Lors de cette réunion, l’autre objectif dévoilé par Bordeaux Métropole consistait à obtenir l’accord des propriétaires forestiers présents dans la salle pour poursuivre des forages d’essai dans le secteur où doit être réalisé le champ captant. Une façon de continuer d’affiner les études et de pouvoir constituer le dossier administratif nécessaire à la réalisation de l’enquête publique. 
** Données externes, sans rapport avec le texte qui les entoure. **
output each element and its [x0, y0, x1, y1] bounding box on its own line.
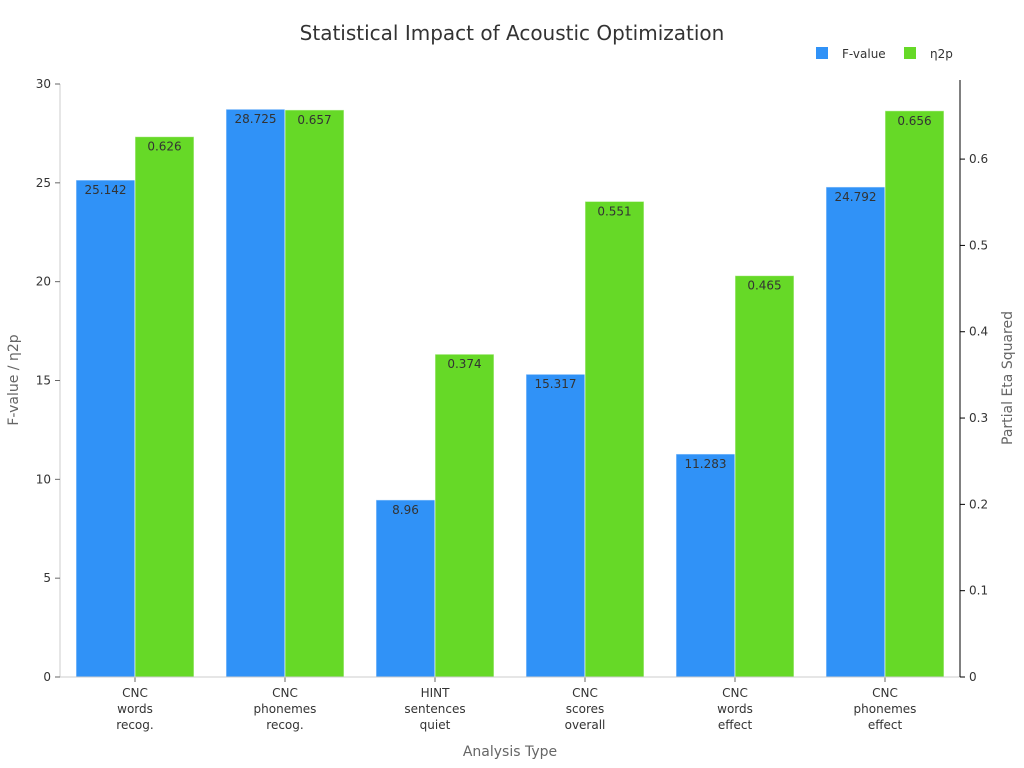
y-tick-label: 0	[43, 670, 51, 684]
data-label: 0.626	[147, 140, 181, 154]
bar-eta2p	[584, 200, 645, 678]
data-label: 0.551	[597, 204, 631, 218]
data-label: 24.792	[835, 190, 877, 204]
x-tick-label: CNC	[872, 686, 898, 700]
x-axis-label: Analysis Type	[463, 744, 557, 760]
x-tick-label: overall	[565, 718, 606, 732]
bar-f-value	[825, 186, 886, 678]
y-right-tick-label: 0.5	[969, 238, 988, 252]
y-right-tick-label: 0	[969, 670, 977, 684]
data-label: 0.374	[447, 357, 481, 371]
x-tick-label: HINT	[421, 686, 451, 700]
bar-eta2p	[734, 275, 795, 678]
data-label: 8.96	[392, 503, 419, 517]
bar-eta2p	[134, 136, 195, 678]
y-right-tick-label: 0.2	[969, 497, 988, 511]
y-tick-label: 10	[36, 472, 51, 486]
bars: 25.142 0.626 28.725 0.657 8.96 0.374 15.317 0.5…	[75, 108, 945, 678]
legend-swatch	[904, 47, 916, 59]
x-tick-label: words	[717, 702, 753, 716]
bar-f-value	[75, 179, 136, 678]
data-label: 11.283	[685, 457, 727, 471]
bar-f-value	[375, 499, 436, 678]
legend: F-value η2p	[816, 47, 953, 61]
x-tick-label: sentences	[404, 702, 465, 716]
x-tick-label: recog.	[266, 718, 303, 732]
x-tick-label: effect	[718, 718, 753, 732]
bar-eta2p	[284, 109, 345, 678]
legend-label: F-value	[842, 47, 886, 61]
y-right-tick-label: 0.4	[969, 325, 988, 339]
axes: CNC words recog. CNC phonemes recog. HINT sente…	[36, 77, 988, 732]
x-tick-label: quiet	[420, 718, 451, 732]
bar-f-value	[525, 373, 586, 678]
x-tick-label: CNC	[122, 686, 148, 700]
data-label: 0.465	[747, 279, 781, 293]
x-tick-label: phonemes	[254, 702, 317, 716]
x-tick-label: CNC	[272, 686, 298, 700]
y-axis-label: F-value / η2p	[6, 334, 22, 425]
x-tick-label: scores	[566, 702, 605, 716]
y-tick-label: 5	[43, 571, 51, 585]
x-tick-label: recog.	[116, 718, 153, 732]
data-label: 0.656	[897, 114, 931, 128]
legend-swatch	[816, 47, 828, 59]
x-tick-label: effect	[868, 718, 903, 732]
bar-eta2p	[884, 110, 945, 678]
y-tick-label: 15	[36, 374, 51, 388]
legend-label: η2p	[930, 47, 953, 61]
y-right-tick-label: 0.6	[969, 152, 988, 166]
y-axis-right-label: Partial Eta Squared	[1000, 311, 1016, 445]
y-tick-label: 30	[36, 77, 51, 91]
y-right-tick-label: 0.1	[969, 584, 988, 598]
y-right-tick-label: 0.3	[969, 411, 988, 425]
data-label: 28.725	[235, 112, 277, 126]
data-label: 25.142	[85, 183, 127, 197]
data-label: 0.657	[297, 113, 331, 127]
data-label: 15.317	[535, 377, 577, 391]
y-tick-label: 25	[36, 176, 51, 190]
x-tick-label: CNC	[722, 686, 748, 700]
x-tick-label: CNC	[572, 686, 598, 700]
bar-eta2p	[434, 353, 495, 678]
chart-title: Statistical Impact of Acoustic Optimizat…	[300, 21, 725, 45]
x-tick-label: phonemes	[854, 702, 917, 716]
bar-f-value	[675, 453, 736, 678]
y-tick-label: 20	[36, 275, 51, 289]
bar-f-value	[225, 108, 286, 678]
x-tick-label: words	[117, 702, 153, 716]
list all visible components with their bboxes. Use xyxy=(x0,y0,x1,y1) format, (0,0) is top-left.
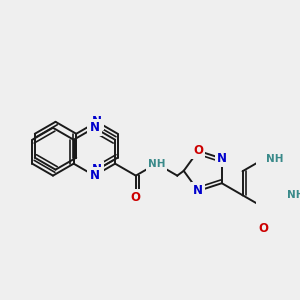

Durant les échanges, Anne-Lise Jacquet comme Jean-Pierre Turon ont d’ailleurs répété à plusieurs reprises qu’il fallait avancer. En ce sens, des documents avaient été préparés. À cette requête, les sylviculteurs ont opposé deux exigences. André Pourvoyeur, qui a été le premier a sonné l’alerte sur le champ captant en 2015, a ainsi formulé les choses: «Si vous souhaitez faire ces forages, nous vous demandons avant toute chose de réaliser un état initial de l’ensemble de la zone où sera implanté le champ captant. Ensuite, si notre forêt venait être affectée, il faut que nous nous mettions d’accord, dès le départ, sur notre indemnisation.» 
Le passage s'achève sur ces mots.